In the quest to tackle the mounting plastic waste crisis, researchers have uncovered a promising avenue for recycling polyvinyl chloride (PVC) drainage pipe waste into an innovative construction material that could significantly boost energy efficiency in buildings. A recent study led by Kaoutar Mouzoun from Mohammed V University’s Mohammadia School of Engineering in Rabat, Morocco, explores the potential of incorporating PVC waste into mortar, striking a delicate balance between enhanced thermal properties and mechanical strength.
The study, published in the journal *Sustainable Structures* (translated to English as “Sustainable Structures”), addresses a critical gap in existing research by investigating the use of PVC waste as a partial substitute for sand in mortar. “While previous studies have shown that adding plastic waste to construction materials can improve thermal properties, it often leads to a reduction in mechanical strength,” Mouzoun explains. “Our research carefully considers the size of PVC aggregates to mitigate this issue.”
The team evaluated seven substitution rates, ranging from 0% to 30% by weight, through a series of laboratory tests. These tests assessed bulk density, water absorption, compressive and flexural strength, thermal conductivity, volumetric heat capacity, and thermal diffusivity. The findings revealed that increasing the PVC content improved the mortar’s thermal properties, with an optimal substitution rate also enhancing mechanical characteristics.

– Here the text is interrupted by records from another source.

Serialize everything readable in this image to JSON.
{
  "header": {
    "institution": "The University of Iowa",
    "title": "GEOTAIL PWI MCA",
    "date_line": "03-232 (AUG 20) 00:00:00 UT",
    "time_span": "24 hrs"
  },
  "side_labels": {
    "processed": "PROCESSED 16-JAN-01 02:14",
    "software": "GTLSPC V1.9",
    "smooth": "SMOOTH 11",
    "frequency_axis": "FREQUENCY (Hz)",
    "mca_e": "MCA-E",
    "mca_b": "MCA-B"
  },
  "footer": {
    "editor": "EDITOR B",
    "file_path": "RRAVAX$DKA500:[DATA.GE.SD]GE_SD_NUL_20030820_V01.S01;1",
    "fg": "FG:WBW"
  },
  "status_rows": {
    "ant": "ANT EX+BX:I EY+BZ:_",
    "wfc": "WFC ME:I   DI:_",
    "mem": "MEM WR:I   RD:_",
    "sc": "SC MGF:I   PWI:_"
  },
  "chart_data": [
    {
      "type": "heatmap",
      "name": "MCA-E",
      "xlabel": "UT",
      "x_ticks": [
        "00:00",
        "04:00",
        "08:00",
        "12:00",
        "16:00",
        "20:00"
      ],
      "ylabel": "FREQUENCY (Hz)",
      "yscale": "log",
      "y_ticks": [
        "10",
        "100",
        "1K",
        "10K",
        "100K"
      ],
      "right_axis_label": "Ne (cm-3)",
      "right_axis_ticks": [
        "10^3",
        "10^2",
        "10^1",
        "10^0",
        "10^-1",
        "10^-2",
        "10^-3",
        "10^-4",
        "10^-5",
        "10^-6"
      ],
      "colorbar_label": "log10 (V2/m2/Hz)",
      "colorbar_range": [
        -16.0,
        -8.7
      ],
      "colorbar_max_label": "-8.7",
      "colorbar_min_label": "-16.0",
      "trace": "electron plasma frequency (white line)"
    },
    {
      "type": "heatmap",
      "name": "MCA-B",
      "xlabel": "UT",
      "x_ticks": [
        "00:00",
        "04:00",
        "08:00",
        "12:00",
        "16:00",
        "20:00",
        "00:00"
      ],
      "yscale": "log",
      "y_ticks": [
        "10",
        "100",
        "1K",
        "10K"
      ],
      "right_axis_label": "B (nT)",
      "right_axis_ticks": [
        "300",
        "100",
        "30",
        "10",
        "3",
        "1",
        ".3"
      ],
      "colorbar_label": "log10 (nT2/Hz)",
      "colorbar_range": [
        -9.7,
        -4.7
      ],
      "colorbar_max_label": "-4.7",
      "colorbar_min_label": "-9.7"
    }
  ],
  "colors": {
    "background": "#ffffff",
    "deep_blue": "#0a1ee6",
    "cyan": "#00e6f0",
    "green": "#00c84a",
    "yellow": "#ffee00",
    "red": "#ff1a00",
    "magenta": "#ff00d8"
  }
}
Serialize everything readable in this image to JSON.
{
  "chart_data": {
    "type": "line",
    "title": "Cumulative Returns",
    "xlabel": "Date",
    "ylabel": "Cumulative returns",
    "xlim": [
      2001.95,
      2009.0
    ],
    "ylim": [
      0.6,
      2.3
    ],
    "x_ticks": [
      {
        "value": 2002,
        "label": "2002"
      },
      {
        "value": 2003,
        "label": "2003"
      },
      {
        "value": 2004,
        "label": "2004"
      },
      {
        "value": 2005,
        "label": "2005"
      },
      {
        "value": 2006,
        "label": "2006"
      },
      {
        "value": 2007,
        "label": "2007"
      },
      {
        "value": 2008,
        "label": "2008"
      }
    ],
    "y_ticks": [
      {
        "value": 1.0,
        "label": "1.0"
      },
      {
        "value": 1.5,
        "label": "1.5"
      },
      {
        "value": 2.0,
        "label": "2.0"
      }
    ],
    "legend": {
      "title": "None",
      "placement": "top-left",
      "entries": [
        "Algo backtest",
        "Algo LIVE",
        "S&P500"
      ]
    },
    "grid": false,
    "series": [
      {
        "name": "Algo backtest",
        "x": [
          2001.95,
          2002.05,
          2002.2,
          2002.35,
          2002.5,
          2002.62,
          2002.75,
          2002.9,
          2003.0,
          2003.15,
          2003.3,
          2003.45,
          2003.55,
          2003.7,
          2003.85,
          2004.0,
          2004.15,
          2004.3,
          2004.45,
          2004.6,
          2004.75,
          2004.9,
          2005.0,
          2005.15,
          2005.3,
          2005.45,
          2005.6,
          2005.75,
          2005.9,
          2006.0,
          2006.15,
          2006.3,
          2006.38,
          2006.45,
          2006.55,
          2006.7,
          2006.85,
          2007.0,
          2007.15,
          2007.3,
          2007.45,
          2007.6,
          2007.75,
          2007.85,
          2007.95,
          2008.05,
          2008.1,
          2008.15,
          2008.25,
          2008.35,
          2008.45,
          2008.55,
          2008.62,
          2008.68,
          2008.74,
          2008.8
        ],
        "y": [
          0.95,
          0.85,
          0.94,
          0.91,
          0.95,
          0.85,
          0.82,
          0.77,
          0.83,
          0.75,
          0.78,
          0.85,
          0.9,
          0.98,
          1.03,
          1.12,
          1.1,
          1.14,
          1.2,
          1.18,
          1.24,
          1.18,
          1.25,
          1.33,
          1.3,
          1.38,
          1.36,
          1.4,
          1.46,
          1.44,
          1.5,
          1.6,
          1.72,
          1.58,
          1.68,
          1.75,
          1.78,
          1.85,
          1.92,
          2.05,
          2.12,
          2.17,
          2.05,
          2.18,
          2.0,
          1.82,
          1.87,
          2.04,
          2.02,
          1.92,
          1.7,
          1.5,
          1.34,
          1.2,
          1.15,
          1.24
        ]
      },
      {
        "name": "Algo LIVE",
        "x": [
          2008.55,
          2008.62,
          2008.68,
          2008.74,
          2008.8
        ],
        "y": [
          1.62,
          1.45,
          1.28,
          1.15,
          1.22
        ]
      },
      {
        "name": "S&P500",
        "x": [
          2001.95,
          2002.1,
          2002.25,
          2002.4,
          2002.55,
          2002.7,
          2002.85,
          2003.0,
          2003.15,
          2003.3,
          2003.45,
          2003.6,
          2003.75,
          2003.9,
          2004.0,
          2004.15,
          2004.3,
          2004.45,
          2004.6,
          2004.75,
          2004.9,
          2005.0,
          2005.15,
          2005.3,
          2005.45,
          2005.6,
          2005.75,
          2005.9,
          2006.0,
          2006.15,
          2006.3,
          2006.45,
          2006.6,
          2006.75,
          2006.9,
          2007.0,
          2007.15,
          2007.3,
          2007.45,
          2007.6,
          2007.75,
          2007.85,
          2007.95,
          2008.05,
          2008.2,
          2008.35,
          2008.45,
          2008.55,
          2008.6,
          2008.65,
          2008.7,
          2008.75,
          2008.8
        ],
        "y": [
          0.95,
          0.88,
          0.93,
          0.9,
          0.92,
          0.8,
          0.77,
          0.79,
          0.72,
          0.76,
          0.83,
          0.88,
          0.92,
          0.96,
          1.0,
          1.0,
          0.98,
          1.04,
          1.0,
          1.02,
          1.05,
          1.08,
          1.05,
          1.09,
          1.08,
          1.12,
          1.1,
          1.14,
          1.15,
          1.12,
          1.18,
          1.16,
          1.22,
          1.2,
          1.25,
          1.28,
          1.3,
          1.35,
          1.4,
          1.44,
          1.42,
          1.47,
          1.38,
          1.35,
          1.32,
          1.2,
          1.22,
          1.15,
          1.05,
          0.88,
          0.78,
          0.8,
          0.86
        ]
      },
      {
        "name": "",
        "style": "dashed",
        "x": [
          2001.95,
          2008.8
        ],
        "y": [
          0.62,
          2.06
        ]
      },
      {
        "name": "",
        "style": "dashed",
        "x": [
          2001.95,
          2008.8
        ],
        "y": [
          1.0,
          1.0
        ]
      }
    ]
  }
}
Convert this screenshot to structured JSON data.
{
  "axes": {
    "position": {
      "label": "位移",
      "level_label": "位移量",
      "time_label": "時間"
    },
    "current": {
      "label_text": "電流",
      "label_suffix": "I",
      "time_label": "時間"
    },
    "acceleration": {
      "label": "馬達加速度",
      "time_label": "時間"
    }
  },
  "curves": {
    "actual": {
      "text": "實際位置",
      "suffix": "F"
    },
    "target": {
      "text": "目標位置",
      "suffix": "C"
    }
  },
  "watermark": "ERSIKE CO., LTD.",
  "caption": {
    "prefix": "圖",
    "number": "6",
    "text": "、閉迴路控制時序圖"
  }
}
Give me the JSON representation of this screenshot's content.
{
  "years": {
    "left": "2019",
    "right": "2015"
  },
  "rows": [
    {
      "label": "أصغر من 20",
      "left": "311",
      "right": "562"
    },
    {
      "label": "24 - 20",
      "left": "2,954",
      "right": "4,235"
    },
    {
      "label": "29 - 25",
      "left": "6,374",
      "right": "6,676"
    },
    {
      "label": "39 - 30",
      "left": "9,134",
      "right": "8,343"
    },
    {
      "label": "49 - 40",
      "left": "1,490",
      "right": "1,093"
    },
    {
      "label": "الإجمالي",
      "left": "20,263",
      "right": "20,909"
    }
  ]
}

One of the most compelling aspects of the study is its potential commercial impact on the energy sector. Numerical simulations using TRNSYS software on office buildings demonstrated significant energy savings, particularly at a 30% replacement rate. “The energy savings could be further increased by enhancing the mortar thickness,” Mouzoun notes. This innovation could lead to more energy-efficient buildings, reducing overall energy consumption and contributing to sustainability goals.
The research also introduced a multi-objective optimization approach to identify the best mix composition, balancing mechanical strength and thermal performance. This method could pave the way for future developments in the field, offering a scalable solution for recycling plastic waste into high-performance construction materials.
As the construction industry continues to seek eco-friendly alternatives, this study provides a promising direction for integrating plastic waste into building materials. The findings not only highlight the potential for enhanced energy efficiency but also underscore the importance of innovative recycling strategies in addressing environmental challenges. With further research and development, this approach could revolutionize the way we think about construction materials and waste management.